July 7, 2006
CBOT Soy Review on Thursday: Rallies to 7-week high; speculative buys, weather
Chicago Board of Trade soybean futures ended sharply higher Thursday, rallying to 7-week highs on speculative buying and short covering as weather concerns enticed traders into adding risk premium back in the market.
July soybeans ended 14-cents higher at US$6.08 1/2, November soybeans finished 14 1/4-cents higher at US$6.35 1/4, December soymeal settled US$2.80 higher at US$181.50 a short tonne, while December soyoil ended 79 points higher at 28.17 cents a pound.
The market remains speculative driven, and with drier weather outlooks for dry areas of the soybean belt, sellers ran for cover as prices catapulted near two-month highs, analysts said.
The supportive theme was consistent from the outset, with the weather uncertainties providing the fundamental spark to flush out some shorts, with the ability of the November contract to eclipse overhead resistance levels accelerating the advances, traders add.
"We are not seeing much of a chance of substantial relief in the next couple of weeks for areas in the western Midwest suffering from moisture deficits," said Joel Widenor, meteorologist with Cropcast Weather Services.
The latest weather models are pointing to drier conditions in the 6-10 day and 11-15 day weather outlooks, but the temperatures are quite a bit cooler than previous forecasts, Widenor said. The forecast models remain inconsistent on long range views, but there isn't a lot of confidence that the corn belt will see any stressful heat in the next two weeks, he added.
The U.S. Department of Agriculture is scheduled to release its weekly export sales report Friday at 7:30 a.m. CDT. Analyst forecast soybean commitments in a range of 200,000 to 400,000 metric tonnes. Soymeal sales are seen falling in a range of 65,000 to 125,000 metric tonnes and soyoil commitments are expected in a range of zero to 6,000 tonnes.
In pit trades, ABN Amro bought 1,200 November, Man Financial bought 2,000 November, RJ O'Brien bought 1,000 November, Goldenberg Hehmeyer bought 700 November, with JP Morgan, Rand Financial and Rosenthal each buying 500 November. Speculative funds were estimated buyers of between 7,000 and 8,000 contracts.
On the sell side, RJ O'Brien sold 500 November, FCStonnee, Fimat and Man Financial each sold 300 November.
South American soybean futures ended higher, with the July future settling 15-cent higher at US$6.28.
SOY PRODUCTS
Soy product futures ended higher across the board Thursday, rallying to the upside in unison with soybeans. Soyoil futures were the clear leader of upside movement in the products once again, with the active December contract soaring to a new contract high. Speculative led buying continues to fuel upside movement, with bullish enthusiasm associated with future demand for biodiesel amid rising crude oil prices remains a spark to attract buyers, analysts said.

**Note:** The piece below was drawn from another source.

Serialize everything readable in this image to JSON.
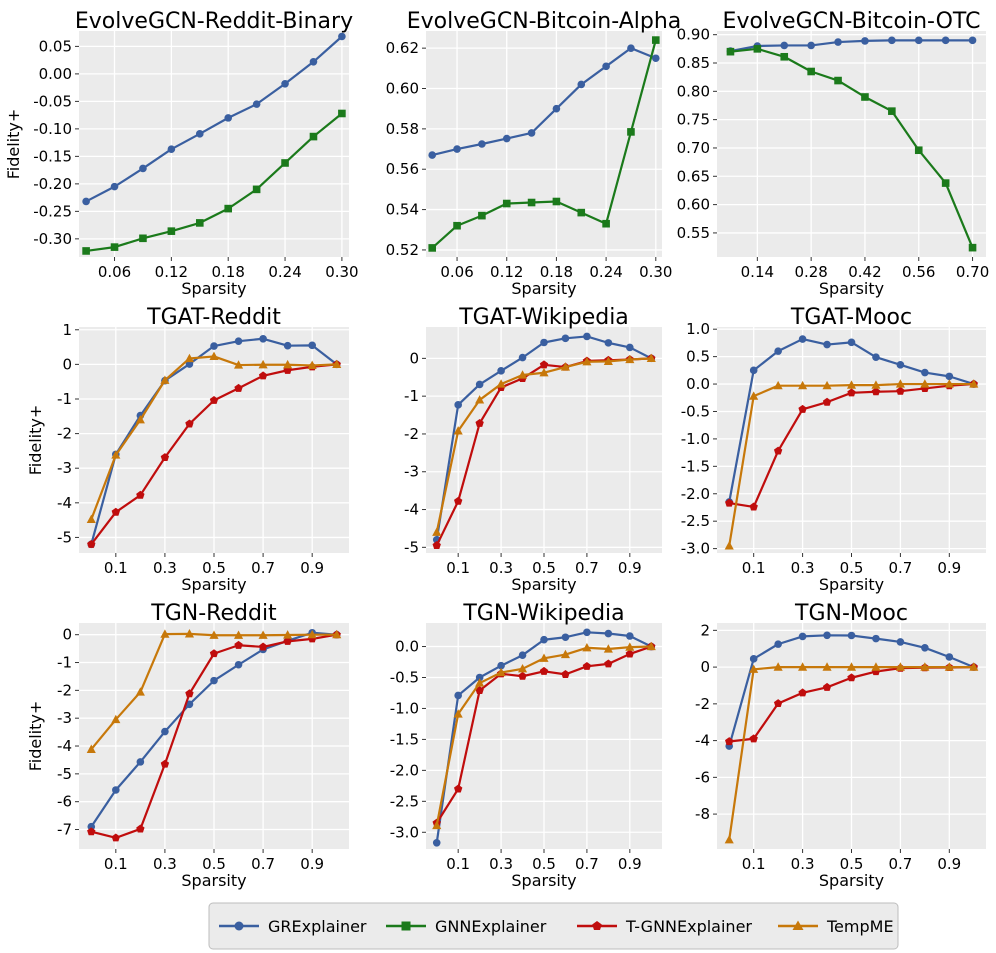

Soymeal futures rallied higher, following in the footsteps of soybeans. However, the market continued to loose product share to soyoil over the course of the day, as the absence of underlying fundamental support has kept the market in the role of a follower, trader said.
July oil share ended at 43.63%, and the July crush ended at 75 1/4 cents.
In soymeal trades, Man Financial bought 500 December, Calyon Financial bought 400 December and Bunge Chicago bought 300 December. Sellers were scattered among various commission houses.
In soyoil trades, Fimat bought 1,000 December, with Citigroup, O'Connor and RJ O'Brien featured buyers as well. Sellers were scattered among various commission houses. Speculative funds were estimated buyers of 3,000 contracts.